The man standing at the edge of the ford was Cat.

Behind him was Grey Cal.

Redmede held on to his whoop of delight and instead whistled the recognition call. Grey Cal straightened up, and whistled ‘Tom, Tom the Piper’s Son’ in response. Redmede called like a meadowlark, and in two shakes of a lamb’s tail, he was embracing his lost sheep.

Cal hugged him tightly. ‘Whoa,’ he said. ‘That was nasty. This loon saved my life.’

Cat chuckled and smiled to himself.

‘We had a deer, but we dropped it when the boggles gave chase,’ Cat said. ‘The little bastards are
everywhere.

Cal nodded. ‘I lost my boys,’ he admitted. ‘We had to run. When they didn’t run far or fast enough, they got ate.’

Redmede nodded heavily. ‘We don’t have any food,’ he admitted in turn.

‘We don’t either,’ Cal said. ‘And a body can’t hunt. It’s just giving meat to the boggles.’ He shrugged. ‘Not to mention this fucking rain.’

Cat produced some raspberries. ‘I’ll share,’ he said in his odd, sing-song voice.

Redmede hesitated, but decided that if he didn’t eat then he might as well die. The wiry boy had filled his whole copper with the berries – they were delicious, and the three men ate their fill.

‘You carried them all this way?’ asked Cal. ‘No offence to Bill, but we could’a stopped an et anytime.’

Cat smiled enigmatically. ‘Nope,’ he said. ‘Not until now.’

In the morning, people were hard to wake and slow to rise. The more experienced men went and stripped sassafras by the stream to make tea. Cat, prowling the high ground north of the village, found the hives, and came back sticky and triumphant, and every man and woman had two cups of hot, honeyed sassafras tea.

And six or seven berries.

‘Just enough to make you fucking
hungry
,’ Bess said on behalf of everyone’s thoughts.

And then they went west. Again.

The streams were coming more and more frequently, and their crossings became sloppier with each one. The advance guard no longer stayed a hundred paces ahead of the main body, not even after noon when Redmede halted them in the watery sunlight and reset the intervals.

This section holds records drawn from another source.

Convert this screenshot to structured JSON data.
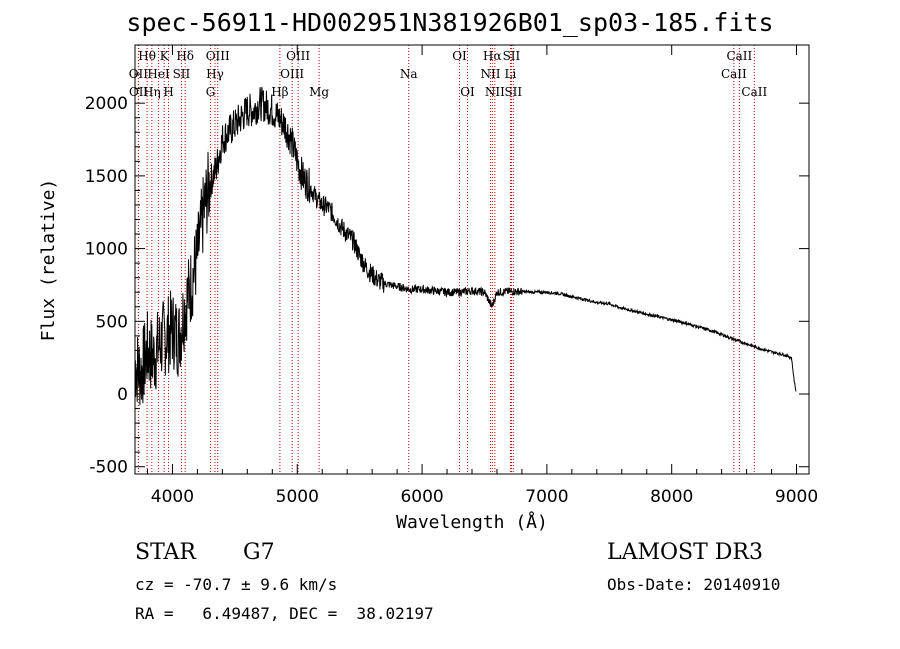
{
  "chart_data": {
    "type": "line",
    "title": "spec-56911-HD002951N381926B01_sp03-185.fits",
    "xlabel": "Wavelength (Å)",
    "ylabel": "Flux (relative)",
    "xlim": [
      3700,
      9100
    ],
    "ylim": [
      -550,
      2400
    ],
    "xticks": [
      4000,
      5000,
      6000,
      7000,
      8000,
      9000
    ],
    "yticks": [
      -500,
      0,
      500,
      1000,
      1500,
      2000
    ],
    "series": [
      {
        "name": "flux",
        "x": [
          3700,
          3750,
          3800,
          3850,
          3900,
          3950,
          4000,
          4050,
          4100,
          4150,
          4200,
          4250,
          4300,
          4350,
          4400,
          4450,
          4500,
          4550,
          4600,
          4650,
          4700,
          4750,
          4800,
          4850,
          4900,
          4950,
          5000,
          5050,
          5100,
          5150,
          5200,
          5250,
          5300,
          5350,
          5400,
          5450,
          5500,
          5550,
          5600,
          5650,
          5700,
          5800,
          5900,
          6000,
          6100,
          6200,
          6300,
          6400,
          6500,
          6560,
          6600,
          6700,
          6800,
          6900,
          7000,
          7100,
          7200,
          7300,
          7400,
          7500,
          7600,
          7700,
          7800,
          7900,
          8000,
          8100,
          8200,
          8300,
          8400,
          8500,
          8600,
          8700,
          8800,
          8900,
          8960,
          8980,
          9000
        ],
        "y": [
          200,
          150,
          300,
          250,
          350,
          400,
          450,
          380,
          600,
          750,
          950,
          1250,
          1450,
          1550,
          1750,
          1800,
          1850,
          1900,
          1950,
          1950,
          2000,
          1980,
          1950,
          1900,
          1850,
          1750,
          1600,
          1480,
          1430,
          1350,
          1300,
          1280,
          1220,
          1150,
          1100,
          1050,
          950,
          870,
          820,
          780,
          760,
          740,
          720,
          720,
          710,
          700,
          700,
          710,
          700,
          600,
          700,
          705,
          705,
          700,
          700,
          690,
          670,
          650,
          630,
          620,
          590,
          570,
          550,
          530,
          510,
          490,
          465,
          440,
          410,
          375,
          345,
          315,
          290,
          270,
          250,
          100,
          0
        ]
      }
    ],
    "line_markers": [
      {
        "label": "Hθ",
        "x": 3797,
        "row": 1
      },
      {
        "label": "OII",
        "x": 3727,
        "row": 2
      },
      {
        "label": "OII",
        "x": 3729,
        "row": 3
      },
      {
        "label": "K",
        "x": 3934,
        "row": 1
      },
      {
        "label": "HeI",
        "x": 3889,
        "row": 2
      },
      {
        "label": "Hη",
        "x": 3835,
        "row": 3
      },
      {
        "label": "Hδ",
        "x": 4102,
        "row": 1
      },
      {
        "label": "SII",
        "x": 4072,
        "row": 2
      },
      {
        "label": "H",
        "x": 3969,
        "row": 3
      },
      {
        "label": "OIII",
        "x": 4363,
        "row": 1
      },
      {
        "label": "Hγ",
        "x": 4341,
        "row": 2
      },
      {
        "label": "G",
        "x": 4305,
        "row": 3
      },
      {
        "label": "OIII",
        "x": 5007,
        "row": 1
      },
      {
        "label": "OIII",
        "x": 4959,
        "row": 2
      },
      {
        "label": "Hβ",
        "x": 4861,
        "row": 3
      },
      {
        "label": "Mg",
        "x": 5175,
        "row": 3
      },
      {
        "label": "Na",
        "x": 5893,
        "row": 2
      },
      {
        "label": "OI",
        "x": 6300,
        "row": 1
      },
      {
        "label": "OI",
        "x": 6364,
        "row": 3
      },
      {
        "label": "Hα",
        "x": 6563,
        "row": 1
      },
      {
        "label": "SII",
        "x": 6716,
        "row": 1
      },
      {
        "label": "NII",
        "x": 6548,
        "row": 2
      },
      {
        "label": "Li",
        "x": 6708,
        "row": 2
      },
      {
        "label": "NII",
        "x": 6583,
        "row": 3
      },
      {
        "label": "SII",
        "x": 6731,
        "row": 3
      },
      {
        "label": "CaII",
        "x": 8542,
        "row": 1
      },
      {
        "label": "CaII",
        "x": 8498,
        "row": 2
      },
      {
        "label": "CaII",
        "x": 8662,
        "row": 3
      }
    ]
  },
  "info": {
    "object_type": "STAR",
    "subclass": "G7",
    "survey": "LAMOST DR3",
    "velocity": "cz = -70.7 ± 9.6 km/s",
    "obs_date": "Obs-Date: 20140910",
    "coords": "RA =   6.49487, DEC =  38.02197"
  },
  "colors": {
    "line": "#000000",
    "marker": "#cc0000"
  }
}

He pointed at the low hills to the north. ‘There’s boglins in those hills,’ he said. ‘Or worse. Stop slacking off or we’ll all be dead.’

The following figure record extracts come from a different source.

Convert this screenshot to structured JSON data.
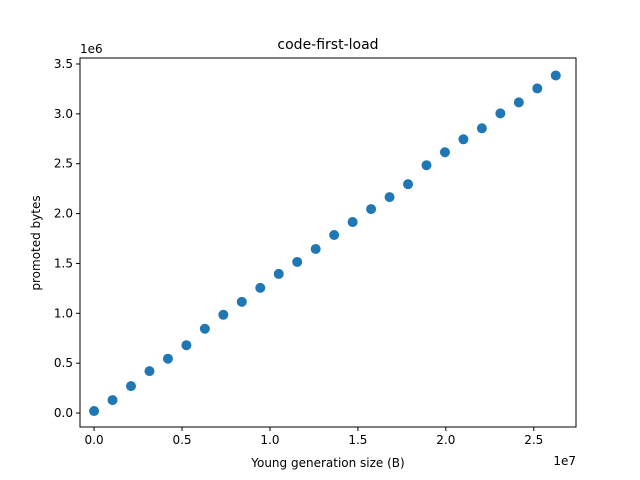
{
  "chart_data": {
    "type": "scatter",
    "title": "code-first-load",
    "xlabel": "Young generation size (B)",
    "ylabel": "promoted bytes",
    "x_offset_label": "1e7",
    "y_offset_label": "1e6",
    "x_scale": 10000000,
    "y_scale": 1000000,
    "xlim": [
      -800000,
      27400000
    ],
    "ylim": [
      -140000,
      3560000
    ],
    "x_ticks": [
      0,
      5000000,
      10000000,
      15000000,
      20000000,
      25000000
    ],
    "x_tick_labels": [
      "0.0",
      "0.5",
      "1.0",
      "1.5",
      "2.0",
      "2.5"
    ],
    "y_ticks": [
      0,
      500000,
      1000000,
      1500000,
      2000000,
      2500000,
      3000000,
      3500000
    ],
    "y_tick_labels": [
      "0.0",
      "0.5",
      "1.0",
      "1.5",
      "2.0",
      "2.5",
      "3.0",
      "3.5"
    ],
    "grid": false,
    "marker_color": "#1f77b4",
    "points": [
      {
        "x": 0,
        "y": 20000
      },
      {
        "x": 1050000,
        "y": 130000
      },
      {
        "x": 2100000,
        "y": 270000
      },
      {
        "x": 3150000,
        "y": 420000
      },
      {
        "x": 4200000,
        "y": 545000
      },
      {
        "x": 5250000,
        "y": 680000
      },
      {
        "x": 6300000,
        "y": 845000
      },
      {
        "x": 7350000,
        "y": 985000
      },
      {
        "x": 8400000,
        "y": 1115000
      },
      {
        "x": 9450000,
        "y": 1255000
      },
      {
        "x": 10500000,
        "y": 1395000
      },
      {
        "x": 11550000,
        "y": 1515000
      },
      {
        "x": 12600000,
        "y": 1645000
      },
      {
        "x": 13650000,
        "y": 1785000
      },
      {
        "x": 14700000,
        "y": 1915000
      },
      {
        "x": 15750000,
        "y": 2045000
      },
      {
        "x": 16800000,
        "y": 2165000
      },
      {
        "x": 17850000,
        "y": 2295000
      },
      {
        "x": 18900000,
        "y": 2485000
      },
      {
        "x": 19950000,
        "y": 2615000
      },
      {
        "x": 21000000,
        "y": 2745000
      },
      {
        "x": 22050000,
        "y": 2855000
      },
      {
        "x": 23100000,
        "y": 3005000
      },
      {
        "x": 24150000,
        "y": 3115000
      },
      {
        "x": 25200000,
        "y": 3255000
      },
      {
        "x": 26250000,
        "y": 3385000
      }
    ]
  }
}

‘Dead anyway,’ shouted someone in the crowd.

Redmede swallowed that and took charge of the vanguard for a few miles. But well before it was time to make camp, Cat appeared at his shoulder and jerked a thumb in the direction of the rear of the column. ‘They’re falling behind,’ he said. He shrugged. ‘More and more of the green ones. Some are just sitting by the trail.’

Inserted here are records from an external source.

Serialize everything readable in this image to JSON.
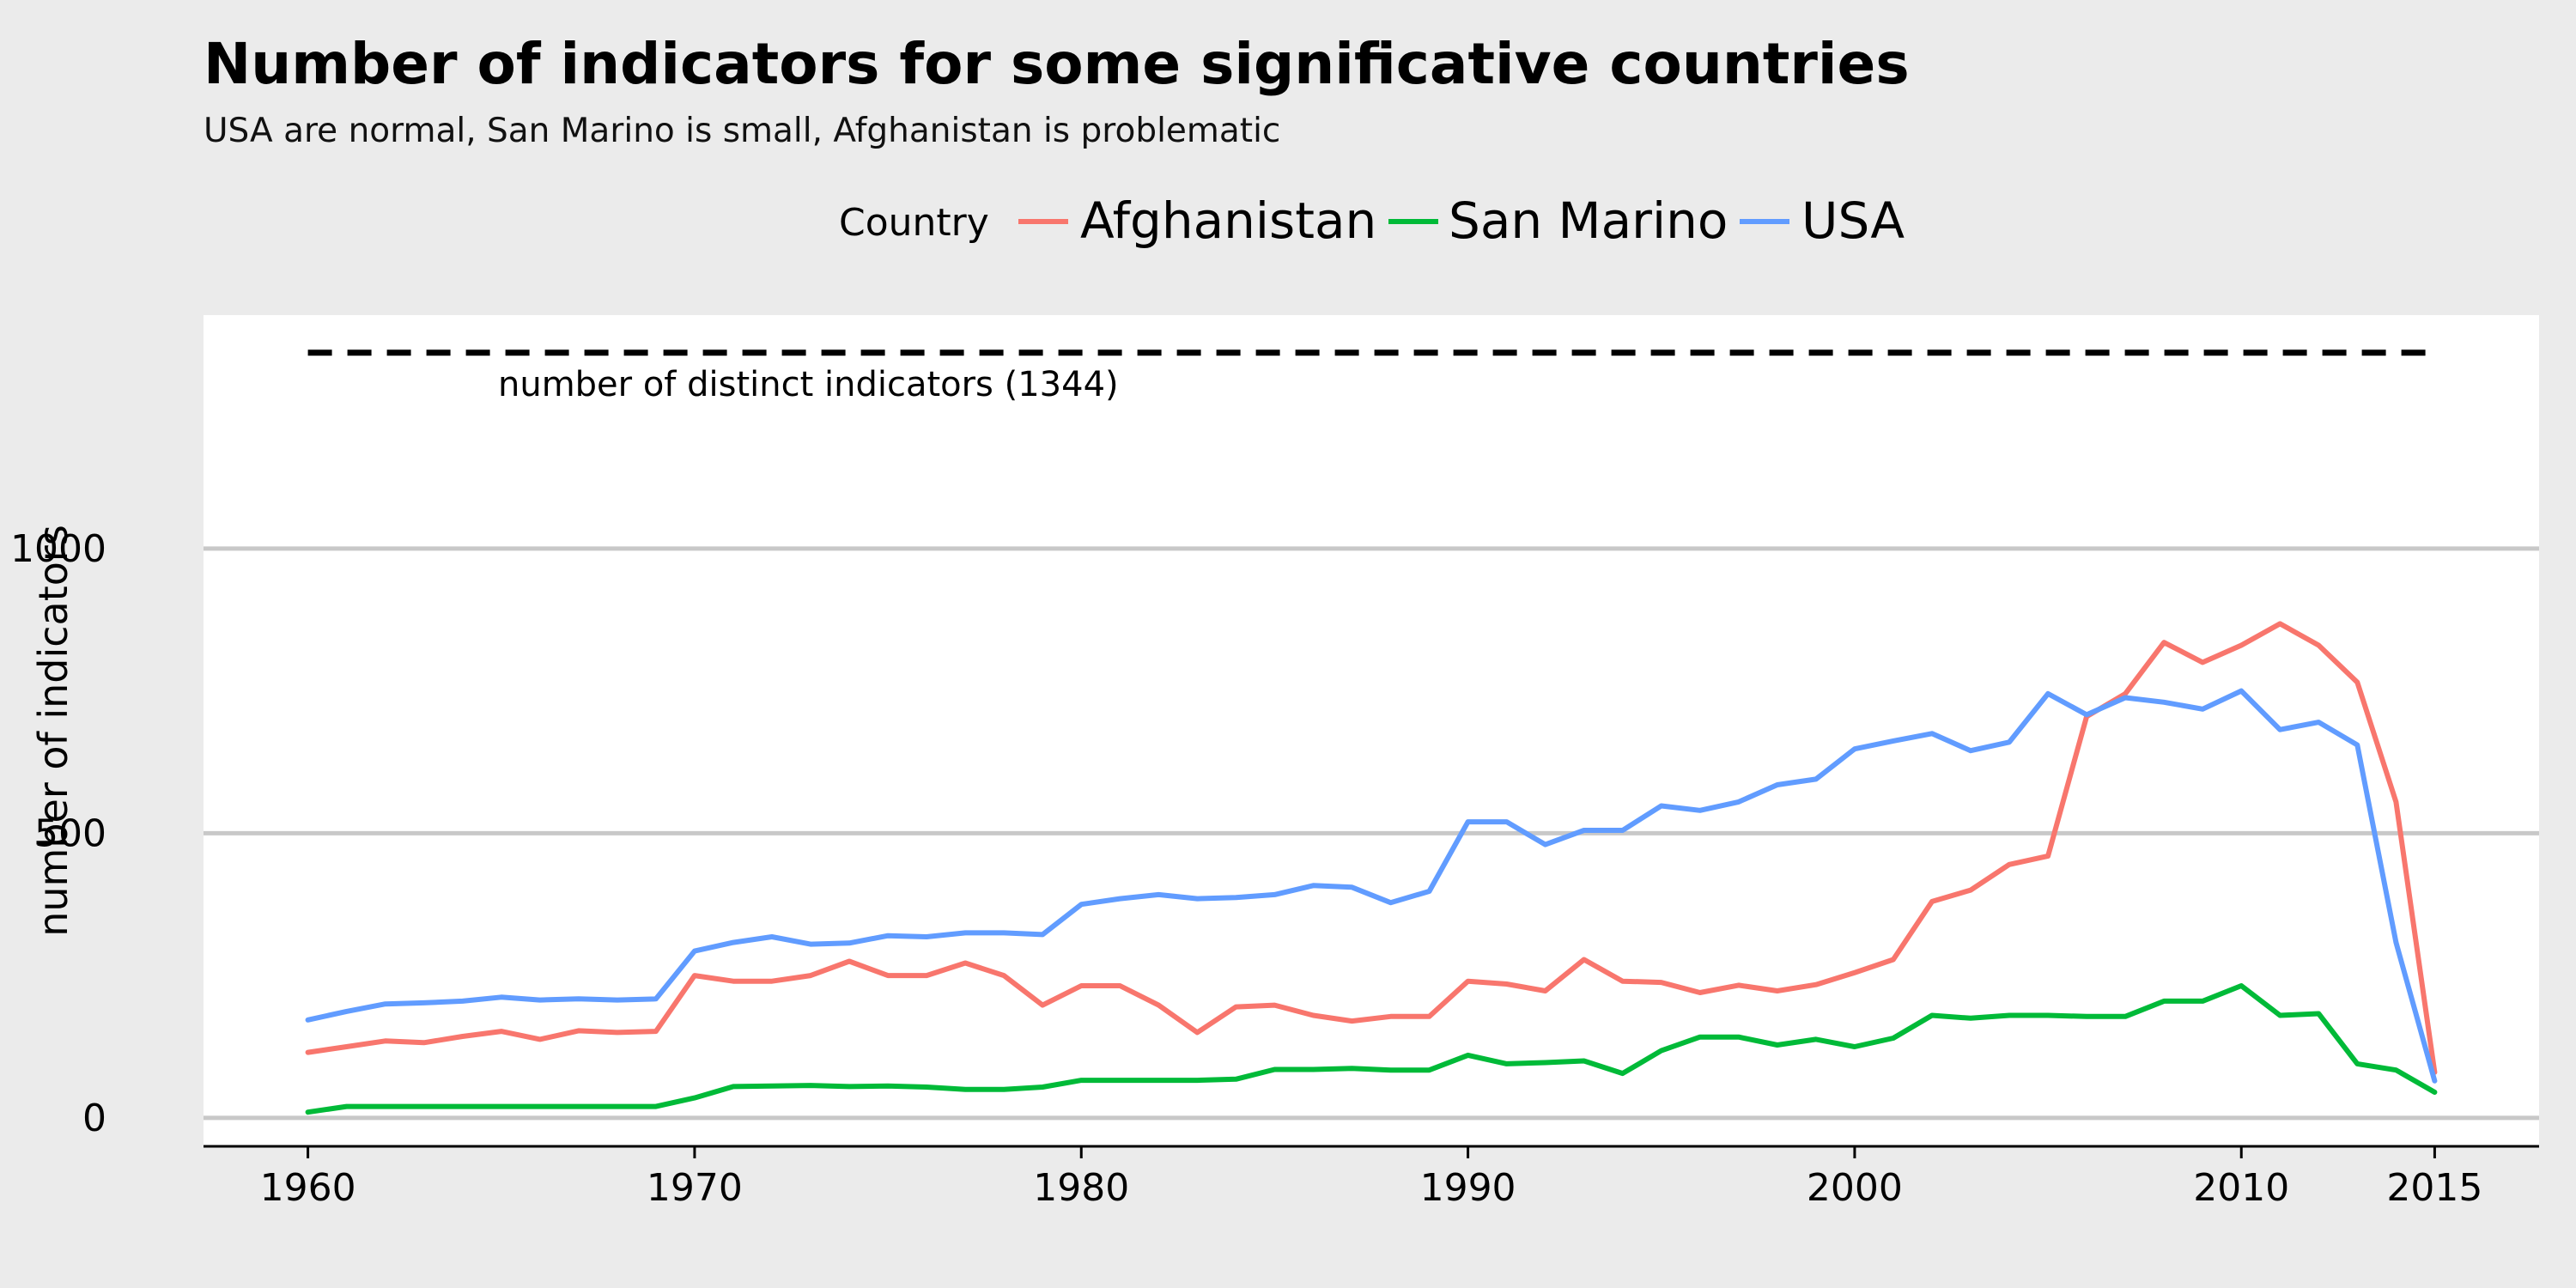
{
  "chart_data": {
    "type": "line",
    "title": "Number of indicators for some significative countries",
    "subtitle": "USA are normal, San Marino is small, Afghanistan is problematic",
    "xlabel": "",
    "ylabel": "number of indicators",
    "xlim": [
      1957.3,
      2017.7
    ],
    "ylim": [
      -50,
      1410
    ],
    "x_ticks": [
      1960,
      1970,
      1980,
      1990,
      2000,
      2010,
      2015
    ],
    "y_ticks": [
      0,
      500,
      1000
    ],
    "grid": "horizontal major",
    "legend": {
      "title": "Country",
      "placement": "top",
      "entries": [
        "Afghanistan",
        "San Marino",
        "USA"
      ]
    },
    "reference_line": {
      "y": 1344,
      "x_range": [
        1960,
        2015
      ],
      "style": "dashed",
      "label": "number of distinct indicators (1344)"
    },
    "x": [
      1960,
      1961,
      1962,
      1963,
      1964,
      1965,
      1966,
      1967,
      1968,
      1969,
      1970,
      1971,
      1972,
      1973,
      1974,
      1975,
      1976,
      1977,
      1978,
      1979,
      1980,
      1981,
      1982,
      1983,
      1984,
      1985,
      1986,
      1987,
      1988,
      1989,
      1990,
      1991,
      1992,
      1993,
      1994,
      1995,
      1996,
      1997,
      1998,
      1999,
      2000,
      2001,
      2002,
      2003,
      2004,
      2005,
      2006,
      2007,
      2008,
      2009,
      2010,
      2011,
      2012,
      2013,
      2014,
      2015
    ],
    "series": [
      {
        "name": "Afghanistan",
        "color": "#f8766d",
        "values": [
          115,
          125,
          135,
          132,
          143,
          152,
          138,
          153,
          150,
          152,
          250,
          240,
          240,
          250,
          275,
          250,
          250,
          272,
          250,
          198,
          232,
          232,
          198,
          150,
          195,
          198,
          180,
          170,
          178,
          178,
          240,
          235,
          223,
          278,
          240,
          238,
          220,
          233,
          223,
          234,
          255,
          278,
          380,
          400,
          445,
          460,
          705,
          745,
          835,
          800,
          830,
          868,
          830,
          765,
          555,
          80
        ]
      },
      {
        "name": "San Marino",
        "color": "#00ba38",
        "values": [
          10,
          20,
          20,
          20,
          20,
          20,
          20,
          20,
          20,
          20,
          35,
          55,
          56,
          57,
          55,
          56,
          54,
          50,
          50,
          54,
          66,
          66,
          66,
          66,
          68,
          85,
          85,
          87,
          84,
          84,
          110,
          95,
          97,
          100,
          78,
          118,
          142,
          142,
          128,
          138,
          125,
          140,
          180,
          175,
          180,
          180,
          178,
          178,
          205,
          205,
          232,
          180,
          183,
          95,
          84,
          45
        ]
      },
      {
        "name": "USA",
        "color": "#619cff",
        "values": [
          172,
          187,
          200,
          202,
          205,
          212,
          207,
          209,
          207,
          209,
          293,
          308,
          318,
          305,
          307,
          320,
          318,
          325,
          325,
          322,
          375,
          385,
          392,
          385,
          387,
          392,
          408,
          405,
          378,
          398,
          520,
          520,
          480,
          505,
          505,
          548,
          540,
          555,
          585,
          595,
          648,
          662,
          675,
          645,
          660,
          745,
          708,
          738,
          730,
          718,
          750,
          682,
          695,
          655,
          308,
          65
        ]
      }
    ]
  }
}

‘You and Cal go and find me a campsite,’ he said.

Redmede saw Bess carrying Tyler. He patted her shoulder, squeezed Tyler’s hand, and headed back along the column. However far he went, the men at the end told him that they were keeping up and there were more further back.

He’d just found the same boy as the day before, sitting under a tree, when he heard shouting from the front – now far away.

The boy didn’t wait to be argued with, or struck. He got to his feet and started hobbling forward, cursing. He was crying again.

‘Are there more behind you?’ Redmede asked, but the boy just kept going.

Redmede stood on the trail in complete indecision for a long moment – and then unslung his bow and slowly drew it from the heavy linen bags. He’d messed it up properly – he needed to sharpen up the march order and keep his people together. He needed folk he could trust at the front and back. He wasn’t going to lose anyone else. He started to walk back, sure that his headcount was six men short, and equally sure that something was watching him. With practised ease he began to string his bow, the bottom nock firm against his sodden right foot. He pulled and found how weak he was when it was a struggle just to get the string in place. But his string was dry enough, and his bow was dry. He put a shaft on the great bow, and breathed a little easier as he jogged back east into the gloom.